US | 2017 | Directed by Nicolas Pesce
Logline: A rookie serial killer sets up in a hotel room with his next murder rehearsed only to find himself in over his head after his intended victim upsets his plans.
Based on the novel of the same name by Japanese author and filmmaker Ryū Murakami, Nicolas Pesce takes the guts of the book, the sadomasochistic proclivities, sexual anguish, intense neurosis, acute anxiety, and exquisite agony, and fashions an utterly gorgeous and deliberately frustrating paean to the giallo movies of the late 70s/early 80s, especially the work of Dario Argento. It’s hard candy for cinephiles, and for anyone else, it’s likely to leave a sour taste in the mouth.
Reed (Christopher Abbott) is a man on the edge of the abyss. Married to lovely Mona (Laia Costa), they have an infant child, and live in an apartment in what feels like a vaguely alternate universe New York (or maybe it’s Nu-TokYo-rk). Reed is struggling with the diabolical urge to stab his baby boy with an ice pick. His wife seems none the wiser to her husband’s inner turmoil. Reed leaves on a “business trip” and sets up murder shop in a hotel, meticulously rehearsing his obsessive homicidal desires. His little red book is full of notes. But the first glitch arrives, as his arranged hooker is not available. Reed accepts the substitute, Jackie (Mia Wasikowska), who arrives, demands a stiff drink, briefly masturbates, and then excuses herself to take a long shower.
Reed’s perfectly planned murder set piece is not going quite to plan. But it’s going to get a lot more askew - and a fuck more painful - before the night is through.
One could view Piercing as a kind of psychosexual chamber piece. Essentially a two-hander, and almost entirely set in just three rooms; the Reed apartment, Reed’s hotel room, and Jackie’s apartment, with the single exterior scene outside a hospital looking more like a set, and the cityscape montage that bookends the movie utilizing miniatures, Piercing is a blackly comic (oh, so dark) study of deviance and duplicity that could easily have fallen into the trappings and limitations of filmed theatre, but with Pesce’s precise command of mise-en-scene (including split-screen), profondo rosso cinematography, and heavily stylised production design, the inherent claustrophobia is hardly apparent.

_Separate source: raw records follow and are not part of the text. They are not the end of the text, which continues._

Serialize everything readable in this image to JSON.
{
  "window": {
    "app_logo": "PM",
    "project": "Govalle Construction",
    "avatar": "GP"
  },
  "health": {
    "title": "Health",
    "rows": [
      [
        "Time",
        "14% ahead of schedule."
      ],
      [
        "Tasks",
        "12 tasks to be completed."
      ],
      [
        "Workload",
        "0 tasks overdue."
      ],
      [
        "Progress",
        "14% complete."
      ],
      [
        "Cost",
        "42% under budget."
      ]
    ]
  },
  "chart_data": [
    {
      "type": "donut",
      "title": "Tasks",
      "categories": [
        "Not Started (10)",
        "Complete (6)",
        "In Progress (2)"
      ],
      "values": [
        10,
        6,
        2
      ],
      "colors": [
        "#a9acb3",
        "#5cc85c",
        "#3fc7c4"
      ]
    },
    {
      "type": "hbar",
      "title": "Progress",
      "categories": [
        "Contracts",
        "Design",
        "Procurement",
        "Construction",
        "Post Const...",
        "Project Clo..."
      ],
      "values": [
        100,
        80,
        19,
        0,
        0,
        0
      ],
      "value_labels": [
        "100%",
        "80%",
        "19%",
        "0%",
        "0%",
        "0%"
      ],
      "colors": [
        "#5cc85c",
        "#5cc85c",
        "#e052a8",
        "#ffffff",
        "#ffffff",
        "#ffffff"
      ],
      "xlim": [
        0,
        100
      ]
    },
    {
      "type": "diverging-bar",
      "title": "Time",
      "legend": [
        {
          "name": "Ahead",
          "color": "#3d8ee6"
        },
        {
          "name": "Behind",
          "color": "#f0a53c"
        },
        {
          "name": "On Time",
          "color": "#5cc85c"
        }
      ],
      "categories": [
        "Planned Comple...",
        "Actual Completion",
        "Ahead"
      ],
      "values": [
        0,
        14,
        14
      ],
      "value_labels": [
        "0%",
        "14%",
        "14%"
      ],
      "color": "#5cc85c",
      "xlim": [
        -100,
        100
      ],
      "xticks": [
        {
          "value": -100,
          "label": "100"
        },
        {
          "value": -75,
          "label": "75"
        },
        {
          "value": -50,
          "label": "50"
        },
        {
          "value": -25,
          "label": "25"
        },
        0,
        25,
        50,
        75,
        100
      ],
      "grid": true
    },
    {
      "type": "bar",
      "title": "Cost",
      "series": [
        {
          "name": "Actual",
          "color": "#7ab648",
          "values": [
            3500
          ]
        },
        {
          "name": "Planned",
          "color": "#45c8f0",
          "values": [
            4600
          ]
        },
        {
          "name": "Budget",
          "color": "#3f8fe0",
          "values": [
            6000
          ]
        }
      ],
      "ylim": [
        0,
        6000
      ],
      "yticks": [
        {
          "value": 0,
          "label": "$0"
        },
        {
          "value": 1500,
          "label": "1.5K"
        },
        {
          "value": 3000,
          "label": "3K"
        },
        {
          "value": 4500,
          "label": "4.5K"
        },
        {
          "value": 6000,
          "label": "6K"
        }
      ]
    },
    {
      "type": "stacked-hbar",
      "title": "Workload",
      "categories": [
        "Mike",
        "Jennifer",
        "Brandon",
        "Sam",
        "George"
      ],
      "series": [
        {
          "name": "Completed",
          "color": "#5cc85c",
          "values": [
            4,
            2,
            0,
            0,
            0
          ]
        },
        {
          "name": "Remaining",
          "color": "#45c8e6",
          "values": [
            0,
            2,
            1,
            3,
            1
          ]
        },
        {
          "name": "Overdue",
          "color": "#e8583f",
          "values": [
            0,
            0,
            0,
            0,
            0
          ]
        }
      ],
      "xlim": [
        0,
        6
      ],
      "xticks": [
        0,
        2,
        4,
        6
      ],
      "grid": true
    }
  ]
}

Superb performances from Abbott and Wasikowska (easily my fave of hers) as protagonist/antagonist/nemesis intertwined. Costa (who was terrific as the lead in Victoria, but in a small role here) plays perfect soft warm counterpart to the cold façades of Reed and Jackie, and a nod must be made to Maria Dizzia as Reed’s first victim. Also excellent is the special effects makeup from Michael Marino and Michael Fontaine (even if we didn’t get the final money shot we were expecting!)
The entirely retro-sourced soundtrack is a curious one, with its dubious inclusion of several well-known cult classic cues from Argento’s Deep Red (during Jackie’s initial cab ride) and Tenebre (over the end credits), whilst several Bruno Nicolai pieces are used throughout. Of course these pieces of music sound fabulous, but in the new context, for those familiar with them, they become distracting. I’m reminded of Tarantino’s use of Moroder & Bowie’s “Cat People” in Inglorious Basterds, which rubbed me up the wrong way. But I’m nitpicking, as Piercing definitely delivers – and teases wickedly – in macabre delight, it’s likely to be one of my year’s favourites.